Now the phrase I have highlighted and underlined will be troubling to some Christians. The Bible is clear that while all people are created by God not all are His children. We become children of God by being united to God through faith in Jesus Christ (see John 1:12; Romans 9:8; Philippians 2:15; 1 John 3:1). So Romney’s statement is wrong according to this biblical definition of the phrase “children of God.” Further troubling is his use of the word “same.” It is indeed true that we are all created by the same God, for there is only one God. But to say that we are all children of the same God serves to flatten out and render as unimportant our religious distinctives, as if the same God is being worship by Muslims, Christians, Hindus and Mormons. This is demonstrably false because if this were the case God would be presenting Himself in deeply contradictory ways to different peoples of the world. There is no unifying center to world religions that points to one God behind them all. Further, in the view of most major religions, eternal issues are at stake in the key distinctives between them.

Does this mean Christians should never align themselves with those of other faiths to find practical solutions to societal problems? No, certainly I think there is a place for strategic alignment, but where this becomes problematic is when my cooperation with others forces me to devalue, diminish, or deny my own faith distinctives. I would have preferred Romney to draw the straight line our Founders drew when they spoke of being endowed by our Creator with certain unalienable rights. If he had something like, “My passion probably flows from the fact that I believe in God.
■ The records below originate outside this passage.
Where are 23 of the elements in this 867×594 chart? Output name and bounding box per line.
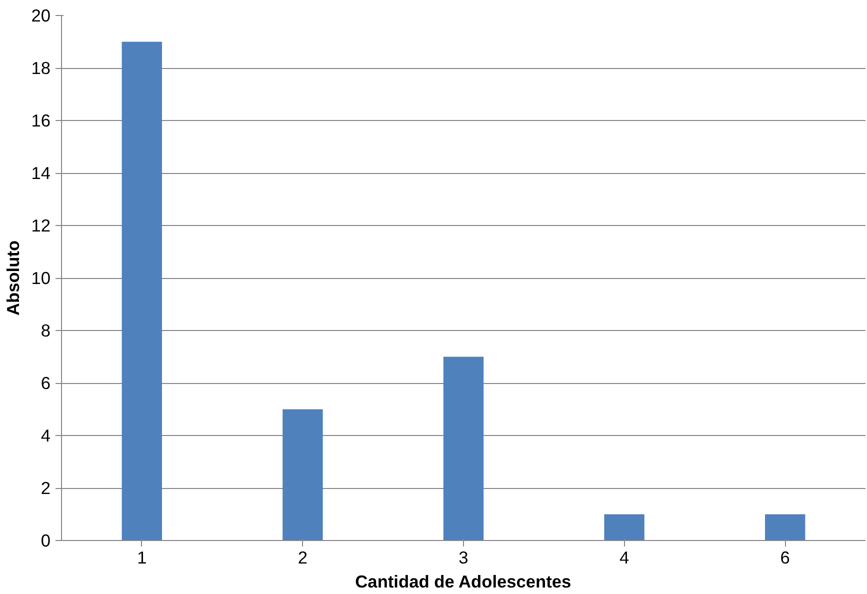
y-tick-label: 10 bbox=[31, 268, 51, 288]
y-tick-label: 12 bbox=[31, 216, 51, 236]
bar bbox=[443, 356, 484, 540]
x-tick-label: 6 bbox=[780, 548, 790, 568]
x-tick-label: 2 bbox=[298, 548, 308, 568]
y-tick-label: 8 bbox=[40, 320, 51, 340]
bar bbox=[282, 409, 323, 540]
y-tick-label: 6 bbox=[40, 373, 51, 393]
bar bbox=[604, 514, 644, 540]
bar bbox=[122, 42, 162, 540]
x-axis-title: Cantidad de Adolescentes bbox=[355, 572, 572, 592]
y-tick-label: 16 bbox=[31, 110, 51, 130]
y-tick-label: 4 bbox=[40, 426, 51, 446]
x-tick-label: 1 bbox=[137, 548, 147, 568]
y-axis-title: Absoluto bbox=[3, 240, 24, 316]
y-tick-label: 14 bbox=[31, 163, 51, 183]
y-tick-label: 2 bbox=[40, 478, 51, 498]
x-tick-label: 4 bbox=[619, 548, 630, 568]
y-tick-label: 20 bbox=[31, 6, 51, 26]
bar bbox=[765, 514, 806, 540]
y-tick-label: 18 bbox=[31, 58, 51, 78]
x-tick-label: 3 bbox=[458, 548, 468, 568]
y-tick-label: 0 bbox=[40, 530, 51, 550]
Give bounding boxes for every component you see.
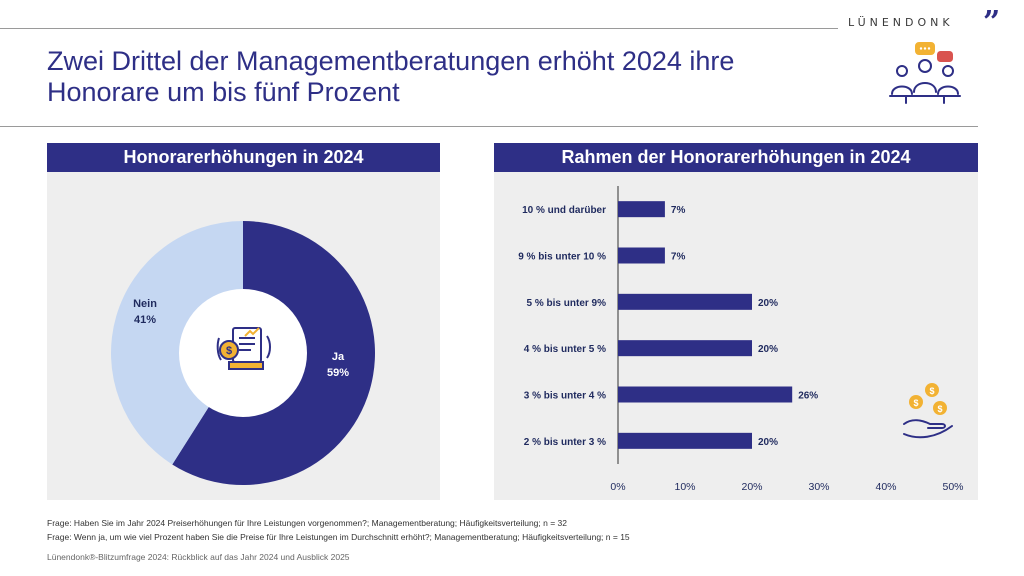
svg-text:$: $ — [226, 345, 232, 357]
title-divider — [0, 126, 978, 127]
top-divider — [0, 28, 838, 29]
donut-chart-panel: Honorarerhöhungen in 2024 $ Nein 41% Ja … — [47, 143, 440, 500]
slice-label-nein: Nein — [133, 298, 157, 310]
bar — [618, 340, 752, 357]
category-label: 10 % und darüber — [522, 205, 606, 216]
x-tick-label: 50% — [942, 481, 963, 493]
invoice-price-increase-icon: $ — [216, 327, 271, 370]
bar-chart-title: Rahmen der Honorarerhöhungen in 2024 — [494, 143, 978, 172]
bar-value-label: 7% — [671, 205, 686, 216]
donut-chart: $ Nein 41% Ja 59% — [110, 221, 375, 485]
bar — [618, 247, 665, 264]
bar — [618, 293, 752, 310]
donut-chart-title-text: Honorarerhöhungen in 2024 — [123, 147, 364, 167]
x-tick-label: 40% — [875, 481, 896, 493]
coins-in-hand-icon: $ $ $ — [903, 383, 953, 439]
bar-value-label: 20% — [758, 298, 778, 309]
brand-quote-mark: ” — [983, 5, 1001, 40]
category-label: 4 % bis unter 5 % — [524, 344, 606, 355]
footnote-question-2: Frage: Wenn ja, um wie viel Prozent habe… — [47, 532, 630, 542]
bar — [618, 386, 793, 403]
donut-chart-title: Honorarerhöhungen in 2024 — [47, 143, 440, 172]
svg-text:$: $ — [929, 386, 934, 396]
x-tick-label: 30% — [808, 481, 829, 493]
bar-value-label: 20% — [758, 344, 778, 355]
bar-chart: 10 % und darüber 9 % bis unter 10 % 5 % bi… — [518, 186, 964, 493]
page-title-line-2: Honorare um bis fünf Prozent — [47, 77, 400, 107]
bar-value-label: 26% — [798, 391, 818, 402]
category-label: 5 % bis unter 9% — [527, 298, 607, 309]
category-label: 2 % bis unter 3 % — [524, 437, 606, 448]
x-tick-label: 20% — [741, 481, 762, 493]
x-tick-label: 10% — [674, 481, 695, 493]
x-tick-label: 0% — [610, 481, 625, 493]
svg-text:$: $ — [937, 404, 942, 414]
bar-chart-title-text: Rahmen der Honorarerhöhungen in 2024 — [561, 147, 911, 167]
bar-value-label: 7% — [671, 252, 686, 263]
footnote-source: Lünendonk®-Blitzumfrage 2024: Rückblick … — [47, 552, 350, 562]
category-label: 9 % bis unter 10 % — [518, 252, 606, 263]
page-title: Zwei Drittel der Managementberatungen er… — [47, 46, 867, 108]
bar-chart-panel: Rahmen der Honorarerhöhungen in 2024 10 … — [494, 143, 978, 500]
bar — [618, 432, 752, 449]
slice-value-nein: 41% — [134, 314, 156, 326]
page-title-line-1: Zwei Drittel der Managementberatungen er… — [47, 46, 735, 76]
svg-text:$: $ — [913, 398, 918, 408]
footnote-question-1: Frage: Haben Sie im Jahr 2024 Preiserhöh… — [47, 518, 567, 528]
brand-logo: LÜNENDONK — [848, 16, 954, 29]
category-label: 3 % bis unter 4 % — [524, 391, 606, 402]
slice-label-ja: Ja — [332, 351, 345, 363]
bar — [618, 201, 665, 218]
people-discussion-icon — [889, 42, 961, 104]
slice-value-ja: 59% — [327, 367, 349, 379]
bar-value-label: 20% — [758, 437, 778, 448]
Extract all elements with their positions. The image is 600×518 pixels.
And because I believe God made us, I believe human life has great value and that we should do all we can to help people, from the youngest to the oldest, 100 percent of our people.”  This kind of a statement affirms belief in God without flattening that belief so that faith distinctives are made to seem unimportant.

There is a kind of general appeal that can be made to God’s existence which can motivate the actions of people from a variety of faiths but it is not found in the idea that humans are all one big family but that humans are all created by God. It’s is God’s authority rather than our common humanity that is the decisive factor. This points to the difference between God-given self-evident rights and self-created rights that come by the consent of society. If we are to speak of God in general terms at all, it is better in my judgment to speak in this way rather than in ways that serve to water down religious distinctives that many people hold dear and which in fact are eternally significant.